Court Rules California District Can’t Bar Christian Athletic Club From Schools

Rigo Lopez, the Fellowship of Christian Athletes leader for Bay Area schools, applauded the ruling in a statement.

Christian athletes pray.
Christian athletes pray. (photo: Shutterstock)

A panel of judges ruled that a California school district must allow a Christian athletic club to return to public schools after the district banned the group over its adherence to Christian teachings on sexuality.

In 2019, the San Jose Unified School District rescinded its recognition of student groups affiliated with the Fellowship of Christian Athletes because the clubs require members to affirm a statement of faith that declares sexual activity is only permissible between a man and a woman within a marriage. The district claimed this mandatory affirmation discriminated against LGBTQ people.

Even though affiliated clubs had operated in the school district for more than a decade, each club was removed from schools in the district. A lower court sided with the school district, but that decision was overturned by the 9th Circuit Court of Appeals on Wednesday, which ensured that the clubs can operate in the public schools again. 

According to the ruling, the San Jose Unified School District engaged in a “double standard” when it “penalized [the Fellowship of Christian Athletes] based on its religious beliefs.” 

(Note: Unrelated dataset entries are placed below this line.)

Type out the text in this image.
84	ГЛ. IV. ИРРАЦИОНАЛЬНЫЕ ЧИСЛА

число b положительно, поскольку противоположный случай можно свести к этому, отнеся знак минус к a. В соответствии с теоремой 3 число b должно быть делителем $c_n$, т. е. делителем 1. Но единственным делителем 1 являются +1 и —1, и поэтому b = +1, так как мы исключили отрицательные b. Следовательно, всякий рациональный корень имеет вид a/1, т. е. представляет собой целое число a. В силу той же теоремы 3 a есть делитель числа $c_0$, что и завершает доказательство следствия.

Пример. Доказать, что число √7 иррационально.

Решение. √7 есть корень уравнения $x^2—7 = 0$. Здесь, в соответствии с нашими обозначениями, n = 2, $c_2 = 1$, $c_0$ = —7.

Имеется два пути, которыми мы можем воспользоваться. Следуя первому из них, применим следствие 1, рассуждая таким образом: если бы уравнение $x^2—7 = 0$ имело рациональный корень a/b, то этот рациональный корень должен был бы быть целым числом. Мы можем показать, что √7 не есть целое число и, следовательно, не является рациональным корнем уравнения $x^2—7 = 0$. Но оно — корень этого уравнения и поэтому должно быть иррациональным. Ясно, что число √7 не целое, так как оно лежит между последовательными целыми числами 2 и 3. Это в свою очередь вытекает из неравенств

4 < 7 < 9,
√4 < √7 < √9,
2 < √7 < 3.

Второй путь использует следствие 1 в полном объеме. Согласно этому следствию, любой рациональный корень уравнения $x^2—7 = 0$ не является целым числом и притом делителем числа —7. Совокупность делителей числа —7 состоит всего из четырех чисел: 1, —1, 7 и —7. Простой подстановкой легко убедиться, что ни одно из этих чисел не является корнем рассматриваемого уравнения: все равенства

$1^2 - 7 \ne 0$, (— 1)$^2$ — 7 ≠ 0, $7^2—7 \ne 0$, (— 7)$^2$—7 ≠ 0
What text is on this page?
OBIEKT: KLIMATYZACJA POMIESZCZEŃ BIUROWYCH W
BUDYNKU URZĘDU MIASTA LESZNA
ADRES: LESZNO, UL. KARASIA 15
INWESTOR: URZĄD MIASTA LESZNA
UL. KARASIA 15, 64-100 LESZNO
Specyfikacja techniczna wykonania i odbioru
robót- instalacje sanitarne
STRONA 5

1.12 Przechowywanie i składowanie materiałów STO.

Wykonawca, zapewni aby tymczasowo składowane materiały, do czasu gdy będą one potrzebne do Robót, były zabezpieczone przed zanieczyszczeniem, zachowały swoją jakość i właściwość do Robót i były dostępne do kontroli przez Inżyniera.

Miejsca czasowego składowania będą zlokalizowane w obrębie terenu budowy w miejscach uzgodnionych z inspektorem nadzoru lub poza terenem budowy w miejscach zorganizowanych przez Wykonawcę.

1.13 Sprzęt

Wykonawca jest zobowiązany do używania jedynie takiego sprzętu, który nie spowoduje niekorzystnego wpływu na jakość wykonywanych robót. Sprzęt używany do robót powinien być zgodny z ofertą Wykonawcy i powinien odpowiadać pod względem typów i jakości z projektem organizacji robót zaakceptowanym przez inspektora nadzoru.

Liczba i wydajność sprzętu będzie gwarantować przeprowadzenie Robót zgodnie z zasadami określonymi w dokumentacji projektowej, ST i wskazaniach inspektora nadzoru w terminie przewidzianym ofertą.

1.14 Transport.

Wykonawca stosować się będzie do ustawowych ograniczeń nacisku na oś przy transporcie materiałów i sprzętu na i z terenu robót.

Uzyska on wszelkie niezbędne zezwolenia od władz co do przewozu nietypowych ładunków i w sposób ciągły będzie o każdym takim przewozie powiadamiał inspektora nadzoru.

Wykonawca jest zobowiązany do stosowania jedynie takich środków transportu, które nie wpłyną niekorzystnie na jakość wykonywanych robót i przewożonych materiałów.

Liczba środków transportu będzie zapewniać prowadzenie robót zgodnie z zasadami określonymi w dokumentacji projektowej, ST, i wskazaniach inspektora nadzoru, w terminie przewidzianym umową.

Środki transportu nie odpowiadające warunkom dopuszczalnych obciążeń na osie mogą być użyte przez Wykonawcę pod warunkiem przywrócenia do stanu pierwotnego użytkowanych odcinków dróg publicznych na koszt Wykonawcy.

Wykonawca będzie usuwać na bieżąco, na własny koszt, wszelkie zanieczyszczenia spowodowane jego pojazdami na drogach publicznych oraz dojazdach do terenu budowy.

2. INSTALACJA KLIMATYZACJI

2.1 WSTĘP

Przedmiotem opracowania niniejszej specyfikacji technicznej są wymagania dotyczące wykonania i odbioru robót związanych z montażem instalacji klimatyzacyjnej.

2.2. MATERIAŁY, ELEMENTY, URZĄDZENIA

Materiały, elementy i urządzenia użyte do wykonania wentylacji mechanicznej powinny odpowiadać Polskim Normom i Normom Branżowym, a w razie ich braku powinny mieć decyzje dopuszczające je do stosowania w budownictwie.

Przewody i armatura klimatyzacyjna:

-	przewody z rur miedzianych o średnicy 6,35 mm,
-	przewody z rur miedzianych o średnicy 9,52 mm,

The opinion found that the district failed to treat Fellowship of Christian Athletes “like comparable secular student groups whose membership was limited based on criteria including sex, race, ethnicity, and gender identity.” The opinion found that “the Constitution prohibits such a double standard.”

The appellate court ruling grants Fellowship of Christian Athletes temporary relief, which allows it to have equal access to the public schools while the litigation is settled. The ruling does not settle the constitutionality of the issue in the ongoing litigation but indicates that the Fellowship of Christian Athletes is likely to succeed in its claims against the district.

In a concurring opinion, Judge Danielle Forrest said that the district discriminated against Christians under the guise of fighting against discrimination. 

“The height of irony is that the district excluded [the Fellowship of Christian Athletes] students from fully participating in the [Associated Student Body] program in the name of preventing discrimination to purportedly ensure that all students feel welcome,” the opinion read. “In doing so, the district selectively enforced its nondiscrimination policy to benefit viewpoints that it favors to the detriment of viewpoints that it disfavors.” 

Rigo Lopez, the Fellowship of Christian Athletes leader for Bay Area schools, applauded the ruling in a statement. 

“[Fellowship of Christian Athletes] is excited to be able to get back to serving our campuses,” Lopez said. “Our FCA teams have long enjoyed strong relationships with teachers and students in the past, and we are looking forward to that again.”

The fellowship received representation from Becket, a nonprofit law firm that specializes in religious-freedom cases. Daniel Blomberg, a vice president and senior counsel at Becket, said in a statement that the ruling ensures equal treatment for religious students. 

“This is a huge win for these brave kids, who persevered through adversity and never took their eye off the ball: equal access with integrity,” Blomberg said. “Today’s ruling ensures religious students are again treated fairly in San Jose and throughout California.”

The appellate court has jurisdiction over the entirety of California and eight other states: Alaska, Arizona, Hawaii, Idaho, Montana, Nevada, Oregon and Washington.